After a six-month rehab, Bolingo started back training last October. “It was so good to be running without pain,” she says. “It had been so long.”
The Tokyo Olympics and European Championships in Paris were the focus of her attention all winter, but when they were both wiped off the calendar Bolingo found it hard to keep up the same intensity.
“After that I said: ‘Why am I training? The big championship is gone.’ But then I (said): ‘I’m an athlete and I have no choice but to train. If I don’t, what else will I do?’”
She continued doing what she could as Belgium went into lockdown, and after a break from training following the death of her father, Bolingo returned early in the summer and began to build up slowly, hoping for some races later in the year.
“I was so tired in my body and mind,” she says. “But it’s important to not give up.”
She started off with a series of 100m and 200m races in August before targeting a 300m in Huizingen. There she smashed the Belgian record of 37.47, which had been held by Sandra Stals since 1999, Bolingo clocking 37.18. A week later she went even quicker, running 36.54 in Heusden.
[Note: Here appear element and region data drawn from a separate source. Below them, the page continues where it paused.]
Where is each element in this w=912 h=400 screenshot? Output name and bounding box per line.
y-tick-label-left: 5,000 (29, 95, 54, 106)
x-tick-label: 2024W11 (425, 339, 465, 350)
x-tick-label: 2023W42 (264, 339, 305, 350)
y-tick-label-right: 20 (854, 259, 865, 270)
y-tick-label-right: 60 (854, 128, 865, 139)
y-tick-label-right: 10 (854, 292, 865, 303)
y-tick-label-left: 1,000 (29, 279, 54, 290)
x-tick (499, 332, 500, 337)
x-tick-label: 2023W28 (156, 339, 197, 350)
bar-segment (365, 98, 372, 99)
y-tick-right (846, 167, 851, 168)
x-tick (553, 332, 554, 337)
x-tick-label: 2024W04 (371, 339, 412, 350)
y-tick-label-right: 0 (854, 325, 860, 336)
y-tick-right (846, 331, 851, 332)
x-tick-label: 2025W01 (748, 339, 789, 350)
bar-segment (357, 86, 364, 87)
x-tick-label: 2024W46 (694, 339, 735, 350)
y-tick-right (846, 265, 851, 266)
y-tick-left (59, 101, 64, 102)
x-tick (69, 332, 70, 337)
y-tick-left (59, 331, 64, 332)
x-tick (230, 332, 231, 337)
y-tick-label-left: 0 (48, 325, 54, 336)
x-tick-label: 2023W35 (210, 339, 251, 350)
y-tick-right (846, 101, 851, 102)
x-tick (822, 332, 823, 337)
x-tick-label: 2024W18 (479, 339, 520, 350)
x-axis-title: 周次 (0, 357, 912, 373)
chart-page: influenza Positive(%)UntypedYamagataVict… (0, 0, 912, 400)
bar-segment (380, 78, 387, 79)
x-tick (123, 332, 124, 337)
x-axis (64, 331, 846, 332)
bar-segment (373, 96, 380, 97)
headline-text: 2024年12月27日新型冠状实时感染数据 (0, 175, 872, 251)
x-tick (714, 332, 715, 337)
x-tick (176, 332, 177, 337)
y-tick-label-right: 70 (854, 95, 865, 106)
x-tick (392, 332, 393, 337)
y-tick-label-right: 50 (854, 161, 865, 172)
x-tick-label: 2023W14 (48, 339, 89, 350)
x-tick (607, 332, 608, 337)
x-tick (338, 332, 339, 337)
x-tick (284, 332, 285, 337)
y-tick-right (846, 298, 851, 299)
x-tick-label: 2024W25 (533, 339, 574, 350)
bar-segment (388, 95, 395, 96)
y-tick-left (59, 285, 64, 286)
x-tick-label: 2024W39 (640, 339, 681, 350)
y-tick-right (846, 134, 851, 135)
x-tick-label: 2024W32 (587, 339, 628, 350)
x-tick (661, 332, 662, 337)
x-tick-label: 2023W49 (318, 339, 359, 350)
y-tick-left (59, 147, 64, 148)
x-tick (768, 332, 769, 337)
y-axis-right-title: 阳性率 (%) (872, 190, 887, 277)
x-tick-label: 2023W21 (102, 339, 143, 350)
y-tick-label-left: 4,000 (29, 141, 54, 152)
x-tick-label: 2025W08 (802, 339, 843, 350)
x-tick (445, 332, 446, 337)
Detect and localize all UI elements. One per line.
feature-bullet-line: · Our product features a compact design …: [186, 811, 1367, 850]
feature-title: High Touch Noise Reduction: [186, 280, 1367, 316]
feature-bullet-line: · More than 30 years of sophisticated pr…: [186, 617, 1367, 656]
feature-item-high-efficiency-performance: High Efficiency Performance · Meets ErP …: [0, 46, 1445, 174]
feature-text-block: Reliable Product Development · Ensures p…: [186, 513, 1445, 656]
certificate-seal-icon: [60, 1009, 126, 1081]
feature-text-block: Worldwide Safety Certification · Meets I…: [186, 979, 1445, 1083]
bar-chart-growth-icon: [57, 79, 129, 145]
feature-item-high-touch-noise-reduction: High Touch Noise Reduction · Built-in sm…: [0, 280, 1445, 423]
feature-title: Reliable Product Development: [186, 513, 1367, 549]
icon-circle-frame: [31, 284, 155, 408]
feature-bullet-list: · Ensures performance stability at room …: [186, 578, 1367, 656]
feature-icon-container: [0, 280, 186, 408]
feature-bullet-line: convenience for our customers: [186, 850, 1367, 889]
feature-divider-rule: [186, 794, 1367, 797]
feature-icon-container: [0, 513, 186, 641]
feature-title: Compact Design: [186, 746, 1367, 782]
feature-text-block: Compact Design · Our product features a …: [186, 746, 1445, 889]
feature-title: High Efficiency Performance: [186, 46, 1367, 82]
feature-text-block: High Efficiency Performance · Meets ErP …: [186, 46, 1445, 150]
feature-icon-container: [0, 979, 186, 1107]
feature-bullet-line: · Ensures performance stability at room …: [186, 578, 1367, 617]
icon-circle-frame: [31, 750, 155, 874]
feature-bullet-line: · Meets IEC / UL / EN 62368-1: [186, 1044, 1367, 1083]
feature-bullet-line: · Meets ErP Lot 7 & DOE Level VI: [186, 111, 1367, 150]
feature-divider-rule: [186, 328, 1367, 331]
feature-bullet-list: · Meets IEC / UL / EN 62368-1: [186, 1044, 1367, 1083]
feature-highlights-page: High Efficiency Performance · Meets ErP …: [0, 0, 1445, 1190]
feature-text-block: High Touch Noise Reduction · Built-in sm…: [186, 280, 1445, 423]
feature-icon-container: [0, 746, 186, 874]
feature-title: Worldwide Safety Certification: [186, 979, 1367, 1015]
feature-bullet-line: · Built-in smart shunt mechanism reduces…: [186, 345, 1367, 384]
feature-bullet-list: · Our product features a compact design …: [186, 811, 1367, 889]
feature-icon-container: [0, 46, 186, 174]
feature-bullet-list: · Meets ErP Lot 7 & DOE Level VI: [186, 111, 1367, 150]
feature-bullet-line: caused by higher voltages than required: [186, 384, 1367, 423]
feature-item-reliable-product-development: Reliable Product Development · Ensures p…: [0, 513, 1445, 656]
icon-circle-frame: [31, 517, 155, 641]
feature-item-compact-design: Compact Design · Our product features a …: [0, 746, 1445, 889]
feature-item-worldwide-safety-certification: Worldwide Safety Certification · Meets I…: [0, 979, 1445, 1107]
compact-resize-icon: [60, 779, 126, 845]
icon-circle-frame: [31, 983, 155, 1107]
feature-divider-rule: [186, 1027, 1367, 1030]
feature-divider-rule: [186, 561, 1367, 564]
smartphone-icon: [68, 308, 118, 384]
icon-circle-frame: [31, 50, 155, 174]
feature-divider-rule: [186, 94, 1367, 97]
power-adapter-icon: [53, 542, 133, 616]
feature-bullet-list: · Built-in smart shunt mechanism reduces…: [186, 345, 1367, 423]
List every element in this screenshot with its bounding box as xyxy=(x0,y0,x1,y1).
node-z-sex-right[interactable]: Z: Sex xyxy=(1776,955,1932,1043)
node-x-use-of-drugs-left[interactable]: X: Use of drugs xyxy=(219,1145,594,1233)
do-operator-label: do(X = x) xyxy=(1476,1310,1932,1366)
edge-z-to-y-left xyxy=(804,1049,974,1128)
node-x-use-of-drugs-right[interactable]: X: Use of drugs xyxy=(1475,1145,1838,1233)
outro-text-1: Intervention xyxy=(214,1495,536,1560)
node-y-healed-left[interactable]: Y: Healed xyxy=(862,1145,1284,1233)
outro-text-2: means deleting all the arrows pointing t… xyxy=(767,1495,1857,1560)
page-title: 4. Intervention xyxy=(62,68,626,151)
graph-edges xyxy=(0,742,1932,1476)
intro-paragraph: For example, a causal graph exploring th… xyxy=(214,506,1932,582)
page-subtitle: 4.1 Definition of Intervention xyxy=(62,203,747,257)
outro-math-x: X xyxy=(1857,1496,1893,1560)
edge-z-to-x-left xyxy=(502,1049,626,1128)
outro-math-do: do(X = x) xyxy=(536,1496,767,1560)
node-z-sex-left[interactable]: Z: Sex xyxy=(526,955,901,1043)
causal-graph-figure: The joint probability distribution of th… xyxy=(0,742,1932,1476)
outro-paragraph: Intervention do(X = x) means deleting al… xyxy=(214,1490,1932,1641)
“I was so happy,” she says. “It was a small victory for me. It was only 300m but it was so good to run a good time for this season. If I am able to run 36 in 300m, I hope this time helps me run a good 400m next year.”
Her goals on the track for 2021 are straightforward.
“I want to get back to my previous level,” she says. “But I’d like to be healthy. If you don’t have health, you can’t do anything.”
As hard as they’ve been, the past 18 months have taught her to take a far more holistic approach, not just in sport but in her approach to life.
“We always say: ‘Tomorrow, in two years, in 10 years, I’ll be with my family, my children,’” she says. “But after the death of my dad and the long injury, now I’d like to be able to live in the moment. It’s the big lesson of my life: to live in this moment.”